Nella guerra al terrore si è combattuto di tutto, tranne l’ideologia che sta alla base della forza dei talebani. Bisognerebbe partire da questa considerazione per comprendere come qualche decina di migliaia di uomini sia riuscita a sconfiggere un esercito meglio armato e più numeroso senza troppi sforzi.

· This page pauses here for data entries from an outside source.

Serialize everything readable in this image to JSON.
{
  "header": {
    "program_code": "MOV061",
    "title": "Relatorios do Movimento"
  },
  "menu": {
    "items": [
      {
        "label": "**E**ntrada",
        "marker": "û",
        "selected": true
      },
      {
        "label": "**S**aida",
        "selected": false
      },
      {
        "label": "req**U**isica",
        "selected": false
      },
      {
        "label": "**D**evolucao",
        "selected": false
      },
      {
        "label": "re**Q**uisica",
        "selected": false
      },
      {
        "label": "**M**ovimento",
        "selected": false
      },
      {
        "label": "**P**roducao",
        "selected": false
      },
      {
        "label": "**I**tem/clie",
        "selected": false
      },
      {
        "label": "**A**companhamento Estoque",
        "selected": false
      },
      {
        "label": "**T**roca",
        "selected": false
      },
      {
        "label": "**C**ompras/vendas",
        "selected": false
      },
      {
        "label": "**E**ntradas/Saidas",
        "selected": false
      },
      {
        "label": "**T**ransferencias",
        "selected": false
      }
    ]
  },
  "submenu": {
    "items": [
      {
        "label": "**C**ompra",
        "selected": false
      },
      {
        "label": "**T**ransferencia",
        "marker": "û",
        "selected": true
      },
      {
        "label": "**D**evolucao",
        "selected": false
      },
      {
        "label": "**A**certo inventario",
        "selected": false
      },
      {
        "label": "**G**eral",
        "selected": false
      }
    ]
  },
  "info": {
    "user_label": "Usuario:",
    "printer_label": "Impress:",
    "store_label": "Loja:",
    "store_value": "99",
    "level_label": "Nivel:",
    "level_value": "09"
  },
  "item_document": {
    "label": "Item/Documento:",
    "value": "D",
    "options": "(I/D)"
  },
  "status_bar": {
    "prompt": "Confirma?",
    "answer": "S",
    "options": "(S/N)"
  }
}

Si sono investiti miliardi nell’arco di questi venti anni per la creazione di forze locali, addestrate e armate per prendere il controllo del paese nell’ora x, in cui i militari stranieri se ne sarebbero tornati a casa loro. Quel giorno, poi arrivato, sarebbe stato di giubilo per gli anti imperialisti che erano contro la guerra afghana. Sembra ancora di sentirli quando gridavano, anche nelle piazze italiane, “no alla guerra, sì alla vita” senza proporre una soluzione concreta e alternativa a quella di Bush. Gli stessi, venti anni dopo, condannano il ritiro delle truppe occidentali dal paese.

È un cortocircuito ideologico che fa parte di una epoca in cui manca una analisi seria e si fa politica per slogan. Oggi i talebani hanno ripreso il controllo del paese, offrono (almeno a dichiarazioni) stabilità e diritti per le donne che dovranno attenersi alla legge islamica della sharia, che è suscettibile di interpretazione in base al Mullah che la formula. Sono diventati pragmatici e, forse, convinti da qualche funzionario iraniano, sognano di trasformare il paese in uno stato teocratico come quello costruito da Khomeini.

I presupposti ci sono tutti: iraniani, russi e cinesi sembrano pronti a riconoscerli, dando loro legittimità. Questo significa che per alcuni Stati i talebani non sarebbero più un gruppo terroristico ma un attore internazionale con cui dialogare. Hanno la maggioranza dei consensi nel paese? È difficile dirlo, ma è significativo che la loro marcia verso Kabul sia partita dai centri rurali. “Noi rappresentiamo l’Islam, siamo qui per ridare la stabilità che gli stranieri ci hanno rubato” hanno propagandato fra i miserabili e i poveri del paese. E quando manca una unità nazionale, un senso di appartenenza, l’Islam, la religione, diventa il collante (lo abbiamo visto in Siria e Iraq).

Il proselitismo funziona così e nella povertà delle aree rurali, lasciate fuori dai progetti della cooperazione internazionale, la dialettica modernizzata dei talebani ha fatto breccia. Inutile oggi dare le colpe al solito Occidente, imputato di ogni cosa. Bisogna fermarsi e riflettere sul perché le nostre classi politiche non abbiano capito che bisognava “fare gli afghani”, non gettare miliardi nel buco nero di uno sviluppo dedicato solo alle élite.